CHL kostet Davos einen sechsstelligen Betrag

Der HC Davos startet am Freitagabend in die Champions Hockey League – sportlich mit grossen Ambitionen, finanziell jedoch mit einem erheblichen Risiko. Der Rekordmeister rechnet durch seine Teilnahme am europäischen Wettbewerb mit einem Minus im tiefen sechsstelligen Bereich. Damit rückt unmittelbar vor dem ersten CHL-Spiel der Bündner eine grundsätzliche Frage in den Fokus: Lohnt sich Europas wichtigster Clubwettbewerb im Eishockey für die Teilnehmer überhaupt?

Für Davos beginnt die europäische Saison am Freitag mit dem Heimspiel gegen den norwegischen Meister Storhamar. Gleichzeitig empfängt Genève-Servette die Eisbären Berlin.

Schweizer Meister Fribourg-Gottéron hat bereits vorgelegt und am Donnerstagabend auswärts bei den Graz99ers mit 4:2 gewonnen.

Erst der Halbfinal bringt offenbar Geld

Das finanzielle Problem der Champions Hockey League besteht nicht erst seit dieser Saison.

Erfahrungen der vergangenen Jahre zeigen, dass sich eine Teilnahme für viele Clubs erst dann wirklich rechnet, wenn sie mindestens den Halbfinal erreichen. Davor können Reise-, Hotel- und Organisationskosten höher ausfallen als die ausbezahlten Prämien.

Besonders aufwendig sind internationale Reisen mit einem kompletten Eishockeyteam. Neben Spielern und Trainern müssen Betreuer, Material und umfangreiche Ausrüstung transportiert werden.

Der HC Davos kalkuliert deshalb für die laufende CHL-Kampagne mit einem Verlust im tiefen sechsstelligen Bereich.

HCD-CEO Marc Gianola machte gegenüber SRF deutlich, dass frühere Teilnahmen den Club bereits viel Geld gekostet hätten.

Davos sieht trotzdem einen sportlichen Vorteil

Auf den Wettbewerb verzichten möchte Davos deshalb allerdings nicht.

Sportlich bietet die Champions Hockey League den Schweizer Teams Begegnungen mit Spitzenclubs aus Schweden, Finnland, Tschechien, Deutschland und weiteren europäischen Ligen.

Für den HCD beginnt die internationale Saison zudem vor dem Start der National League. Die intensiven Partien sollen der Mannschaft helfen, bereits auf einem hohen Wettkampfniveau in die Schweizer Meisterschaft zu gehen.

Gerade für Davos und Genève-Servette wird die Vorrunde allerdings auch logistisch anspruchsvoll. Beide Clubs müssen während der Ligaphase zweimal nach Schweden reisen.

Fribourg-Gottéron hat diesbezüglich ein günstigeres Programm. Der Schweizer Meister bestreitet zunächst zwei Spiele in Österreich und muss später nur noch nach Herning in Dänemark reisen.

Wie Gottéron am Donnerstag mit einem späten Schlussspurt seinen ersten Sieg holte, zeigt der Bericht über den 4:2-Erfolg von Fribourg-Gottéron bei den Graz99ers.

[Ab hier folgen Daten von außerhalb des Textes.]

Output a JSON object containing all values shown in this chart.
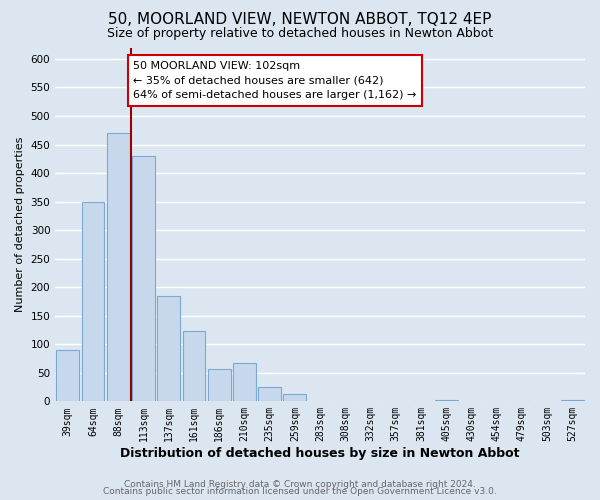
{
  "title": "50, MOORLAND VIEW, NEWTON ABBOT, TQ12 4EP",
  "subtitle": "Size of property relative to detached houses in Newton Abbot",
  "xlabel": "Distribution of detached houses by size in Newton Abbot",
  "ylabel": "Number of detached properties",
  "footer_line1": "Contains HM Land Registry data © Crown copyright and database right 2024.",
  "footer_line2": "Contains public sector information licensed under the Open Government Licence v3.0.",
  "bin_labels": [
    "39sqm",
    "64sqm",
    "88sqm",
    "113sqm",
    "137sqm",
    "161sqm",
    "186sqm",
    "210sqm",
    "235sqm",
    "259sqm",
    "283sqm",
    "308sqm",
    "332sqm",
    "357sqm",
    "381sqm",
    "405sqm",
    "430sqm",
    "454sqm",
    "479sqm",
    "503sqm",
    "527sqm"
  ],
  "bar_values": [
    90,
    350,
    470,
    430,
    185,
    123,
    57,
    68,
    25,
    13,
    0,
    0,
    0,
    0,
    0,
    3,
    0,
    0,
    0,
    0,
    3
  ],
  "bar_color": "#c8d8ec",
  "bar_edge_color": "#7aaad4",
  "bar_edge_width": 0.8,
  "vline_x": 2.5,
  "vline_color": "#990000",
  "annotation_title": "50 MOORLAND VIEW: 102sqm",
  "annotation_line1": "← 35% of detached houses are smaller (642)",
  "annotation_line2": "64% of semi-detached houses are larger (1,162) →",
  "annotation_box_facecolor": "#ffffff",
  "annotation_box_edgecolor": "#cc0000",
  "ylim": [
    0,
    620
  ],
  "yticks": [
    0,
    50,
    100,
    150,
    200,
    250,
    300,
    350,
    400,
    450,
    500,
    550,
    600
  ],
  "background_color": "#dce6f0",
  "axes_background_color": "#dce6f0",
  "grid_color": "#ffffff",
  "title_fontsize": 11,
  "subtitle_fontsize": 9,
  "xlabel_fontsize": 9,
  "ylabel_fontsize": 8,
  "tick_fontsize": 7,
  "annot_fontsize": 8,
  "footer_fontsize": 6.5
}
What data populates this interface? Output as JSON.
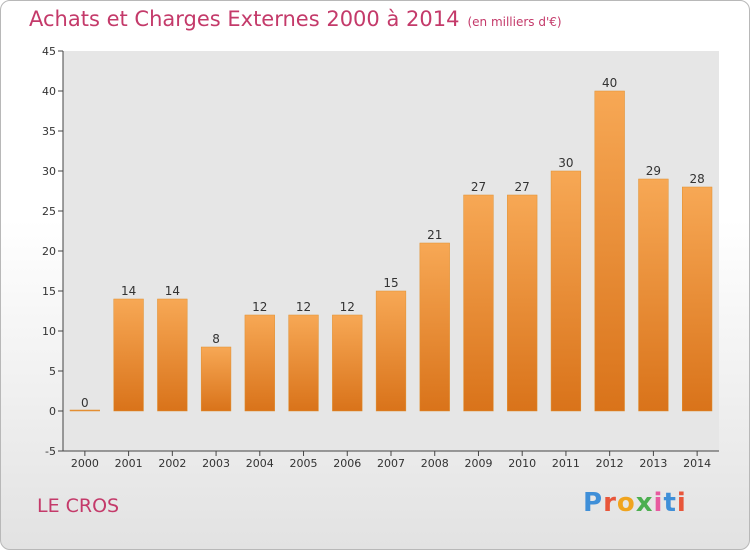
{
  "header": {
    "title": "Achats et Charges Externes 2000 à 2014",
    "unit": "(en milliers d'€)"
  },
  "footer": {
    "location": "LE CROS",
    "logo_text": "Proxiti"
  },
  "colors": {
    "title": "#c43a6a",
    "bar_light": "#f7a855",
    "bar_dark": "#d9731a",
    "plot_bg": "#e6e6e6",
    "logo_letters": [
      "#3f8fd8",
      "#e8563a",
      "#f0a41e",
      "#4caf50",
      "#e85aa0",
      "#3f8fd8",
      "#e8563a"
    ]
  },
  "chart_data": {
    "type": "bar",
    "title": "Achats et Charges Externes 2000 à 2014",
    "subtitle": "(en milliers d'€)",
    "xlabel": "",
    "ylabel": "",
    "categories": [
      "2000",
      "2001",
      "2002",
      "2003",
      "2004",
      "2005",
      "2006",
      "2007",
      "2008",
      "2009",
      "2010",
      "2011",
      "2012",
      "2013",
      "2014"
    ],
    "values": [
      0,
      14,
      14,
      8,
      12,
      12,
      12,
      15,
      21,
      27,
      27,
      30,
      40,
      29,
      28
    ],
    "data_labels": [
      "0",
      "14",
      "14",
      "8",
      "12",
      "12",
      "12",
      "15",
      "21",
      "27",
      "27",
      "30",
      "40",
      "29",
      "28"
    ],
    "ylim": [
      -5,
      45
    ],
    "yticks": [
      "-5",
      "0",
      "5",
      "10",
      "15",
      "20",
      "25",
      "30",
      "35",
      "40",
      "45"
    ],
    "ytick_values": [
      -5,
      0,
      5,
      10,
      15,
      20,
      25,
      30,
      35,
      40,
      45
    ],
    "grid": false,
    "legend": "none"
  }
}
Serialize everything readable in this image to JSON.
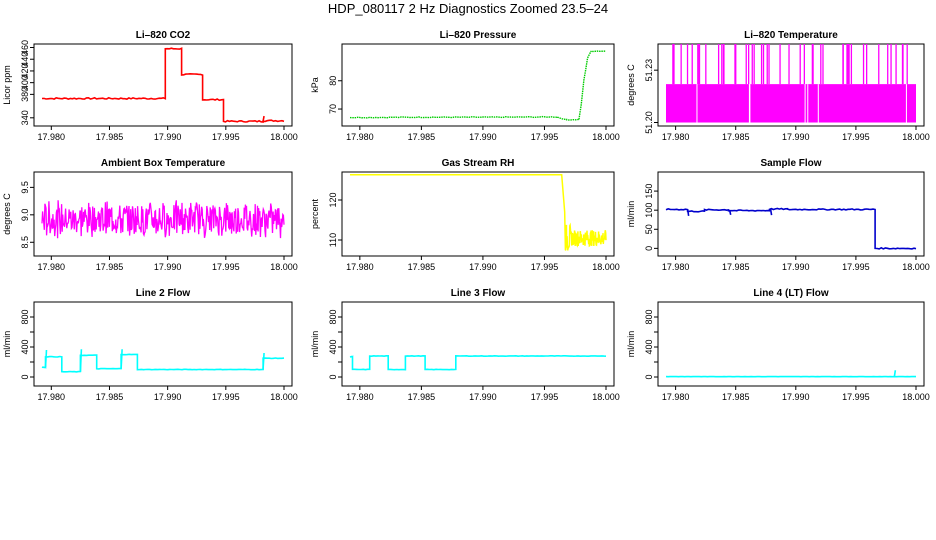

CHL steht vor entscheidenden Jahren

Die finanzielle Diskussion erhält zusätzliche Bedeutung, weil der europäische Wettbewerb vor einer wichtigen Weichenstellung steht.

2028 läuft der aktuelle Vertrag mit der Vermarktungsagentur Infront aus. Wie die wirtschaftliche Struktur der Champions Hockey League danach aussehen wird, ist öffentlich noch nicht geklärt.

Für die Clubs ist die Ausgangslage schwierig: Einerseits bietet der Wettbewerb internationale Sichtbarkeit und sportlich attraktive Begegnungen. Andererseits darf die Teilnahme nicht dauerhaft zu einem finanziellen Verlustgeschäft werden.

Gianola spricht sich deshalb grundsätzlich für den Fortbestand der Champions Hockey League aus, fordert gleichzeitig aber eine wirtschaftlich tragfähige Lösung für die beteiligten Vereine.

Für Davos zählt zunächst das Sportliche. Gegen Storhamar beginnt am Freitagabend die Jagd auf die ersten Punkte.

Doch unabhängig vom Resultat bleibt eine bemerkenswerte Tatsache: Selbst einer der bekanntesten und traditionsreichsten Eishockeyclubs der Schweiz muss für seine Teilnahme an Europas höchstem Clubwettbewerb mit einem sechsstelligen Minus rechnen.